# Banna beach resort for family holiday: How does it compare to Kellys or Trabolgan?



## tomred (3 Feb 2008)

Hi,

We are considering Banna Beach resort for a weeks holiday in July. We have a 5 year old daughter and will have a 6 week old baby and were wondering how it would compare to Kelly's resort or Trabolgan?

Thanks


----------



## dewdrop (4 Feb 2008)

*Re: Banna beach resort for family holiday: How does it compare to Kellys or Trabolgan*

i assume you are referring to kellys of rosslare which would be hard to beat. banna beach has a lovely long strand but i would suggest you do more research re trabolgan whiich is a holidaay type complex. no substantial beach and from what i hear the patrons can be mixed.


----------



## indebtedgal (4 Feb 2008)

*Re: Banna beach resort for family holiday: How does it compare to Kellys or Trabolgan*

I have to say there is no comparison between banna beach and trabolgan.

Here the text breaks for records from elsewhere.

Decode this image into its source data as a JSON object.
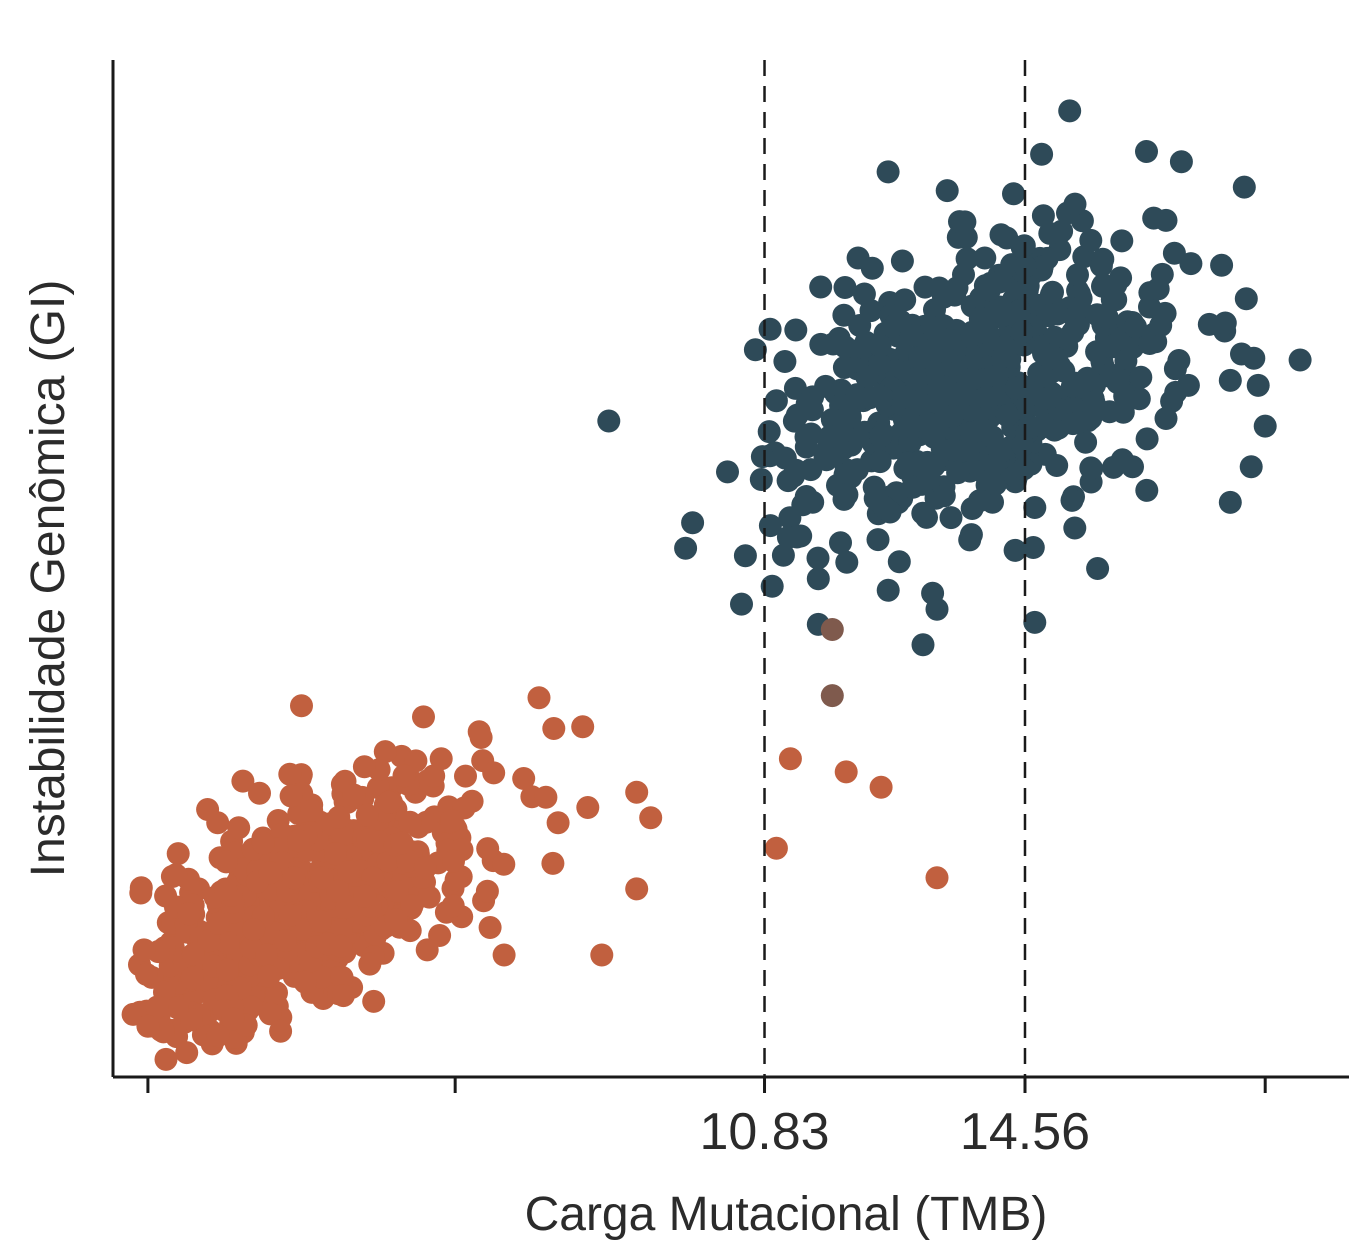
{
  "chart_data": {
    "type": "scatter",
    "title": "",
    "xlabel": "Carga Mutacional (TMB)",
    "ylabel": "Instabilidade Genômica (GI)",
    "xlim": [
      1.5,
      19.2
    ],
    "ylim": [
      0,
      100
    ],
    "x_tick_values": [
      2,
      6.4,
      10.83,
      14.56,
      18
    ],
    "x_tick_labels": [
      "",
      "",
      "10.83",
      "14.56",
      ""
    ],
    "y_ticks_shown": false,
    "grid": false,
    "legend": "none",
    "reference_lines": [
      {
        "axis": "x",
        "value": 10.83,
        "style": "dashed",
        "color": "#1a1a1a"
      },
      {
        "axis": "x",
        "value": 14.56,
        "style": "dashed",
        "color": "#1a1a1a"
      }
    ],
    "series": [
      {
        "color": "#c1603f",
        "cluster": {
          "n": 720,
          "center_x": 4.2,
          "center_y": 17,
          "sd_x": 1.25,
          "sd_y": 6.5,
          "correlation": 0.65
        },
        "points": [
          [
            4.2,
            36.5
          ],
          [
            7.6,
            37.3
          ],
          [
            6.2,
            31.3
          ],
          [
            5.1,
            30.5
          ],
          [
            3.0,
            25.0
          ],
          [
            3.3,
            24.5
          ],
          [
            7.7,
            27.5
          ],
          [
            8.3,
            26.5
          ],
          [
            7.8,
            21.0
          ],
          [
            11.2,
            31.3
          ],
          [
            12.0,
            30.0
          ],
          [
            12.5,
            28.5
          ],
          [
            11.0,
            22.5
          ],
          [
            13.3,
            19.6
          ],
          [
            9.0,
            18.5
          ],
          [
            8.5,
            12.0
          ],
          [
            6.0,
            12.5
          ],
          [
            7.1,
            12.0
          ],
          [
            4.8,
            8.0
          ],
          [
            3.9,
            4.5
          ],
          [
            2.0,
            5.0
          ],
          [
            6.9,
            14.7
          ],
          [
            9.2,
            25.5
          ],
          [
            9.0,
            28.0
          ],
          [
            5.4,
            32.0
          ]
        ]
      },
      {
        "color": "#2e4a58",
        "cluster": {
          "n": 640,
          "center_x": 13.9,
          "center_y": 68,
          "sd_x": 1.35,
          "sd_y": 6.8,
          "correlation": 0.35
        },
        "points": [
          [
            15.2,
            95.0
          ],
          [
            16.3,
            91.0
          ],
          [
            16.8,
            90.0
          ],
          [
            12.6,
            89.0
          ],
          [
            10.7,
            71.5
          ],
          [
            8.6,
            64.5
          ],
          [
            10.3,
            59.5
          ],
          [
            9.8,
            54.5
          ],
          [
            9.7,
            52.0
          ],
          [
            10.5,
            46.5
          ],
          [
            13.1,
            42.5
          ],
          [
            11.6,
            44.5
          ],
          [
            14.7,
            44.7
          ],
          [
            15.6,
            50.0
          ],
          [
            18.5,
            70.5
          ],
          [
            17.5,
            68.5
          ],
          [
            17.2,
            74.0
          ],
          [
            17.9,
            68.0
          ],
          [
            18.0,
            64.0
          ],
          [
            17.8,
            60.0
          ],
          [
            17.5,
            56.5
          ],
          [
            16.7,
            81.0
          ],
          [
            14.3,
            82.5
          ],
          [
            19.1,
            78.5
          ],
          [
            17.7,
            87.5
          ],
          [
            11.1,
            51.3
          ],
          [
            10.8,
            61.0
          ],
          [
            11.0,
            66.5
          ],
          [
            16.9,
            68.0
          ],
          [
            11.6,
            49.0
          ],
          [
            14.7,
            56.0
          ],
          [
            13.5,
            55.0
          ],
          [
            16.1,
            60.0
          ],
          [
            12.4,
            58.0
          ],
          [
            13.3,
            46.0
          ]
        ]
      },
      {
        "color": "#7f5a4d",
        "points": [
          [
            11.8,
            44.0
          ],
          [
            11.8,
            37.5
          ]
        ]
      }
    ]
  }
}
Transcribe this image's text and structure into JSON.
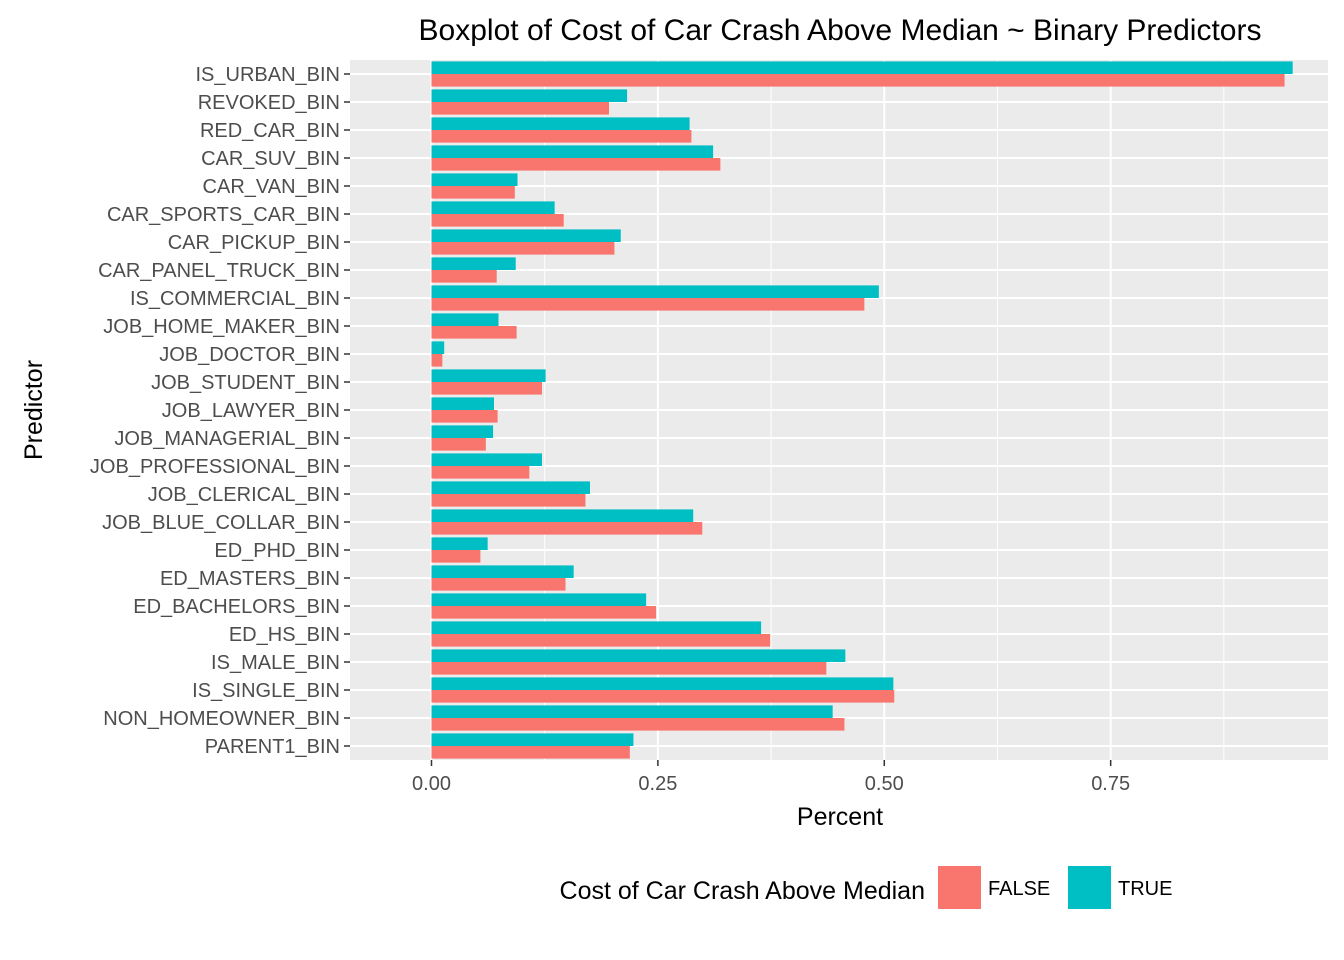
{
  "chart_data": {
    "type": "bar",
    "orientation": "horizontal",
    "title": "Boxplot of Cost of Car Crash Above Median ~ Binary Predictors",
    "xlabel": "Percent",
    "ylabel": "Predictor",
    "xlim": [
      -0.09,
      0.99
    ],
    "x_ticks": [
      0.0,
      0.25,
      0.5,
      0.75
    ],
    "x_tick_labels": [
      "0.00",
      "0.25",
      "0.50",
      "0.75"
    ],
    "grid": true,
    "legend": {
      "title": "Cost of Car Crash Above Median",
      "position": "bottom"
    },
    "categories": [
      "PARENT1_BIN",
      "NON_HOMEOWNER_BIN",
      "IS_SINGLE_BIN",
      "IS_MALE_BIN",
      "ED_HS_BIN",
      "ED_BACHELORS_BIN",
      "ED_MASTERS_BIN",
      "ED_PHD_BIN",
      "JOB_BLUE_COLLAR_BIN",
      "JOB_CLERICAL_BIN",
      "JOB_PROFESSIONAL_BIN",
      "JOB_MANAGERIAL_BIN",
      "JOB_LAWYER_BIN",
      "JOB_STUDENT_BIN",
      "JOB_DOCTOR_BIN",
      "JOB_HOME_MAKER_BIN",
      "IS_COMMERCIAL_BIN",
      "CAR_PANEL_TRUCK_BIN",
      "CAR_PICKUP_BIN",
      "CAR_SPORTS_CAR_BIN",
      "CAR_VAN_BIN",
      "CAR_SUV_BIN",
      "RED_CAR_BIN",
      "REVOKED_BIN",
      "IS_URBAN_BIN"
    ],
    "series": [
      {
        "name": "FALSE",
        "color": "#F8766D",
        "values": [
          0.219,
          0.456,
          0.511,
          0.436,
          0.374,
          0.248,
          0.148,
          0.054,
          0.299,
          0.17,
          0.108,
          0.06,
          0.073,
          0.122,
          0.012,
          0.094,
          0.478,
          0.072,
          0.202,
          0.146,
          0.092,
          0.319,
          0.287,
          0.196,
          0.942
        ]
      },
      {
        "name": "TRUE",
        "color": "#00BFC4",
        "values": [
          0.223,
          0.443,
          0.51,
          0.457,
          0.364,
          0.237,
          0.157,
          0.062,
          0.289,
          0.175,
          0.122,
          0.068,
          0.069,
          0.126,
          0.014,
          0.074,
          0.494,
          0.093,
          0.209,
          0.136,
          0.095,
          0.311,
          0.285,
          0.216,
          0.951
        ]
      }
    ]
  }
}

Banna beach has recently been given a complete overhaul and is now a top family resort. fantasic self catering units, great leisure centre, lovely spot. trabolgan is a hole and i have heard horror stories. pm if you need further info on banna beach.


----------



## gillarosa (4 Feb 2008)

*Re: Banna beach resort for family holiday: How does it compare to Kellys or Trabolgan*

Hi,

I've only been to Banna and its fantastic for Children your eldest Child's age and upwards, lovely location and lots or indoor and outdoor activities to keep them busy. Your ears may ring after the Karaoke nights though.


----------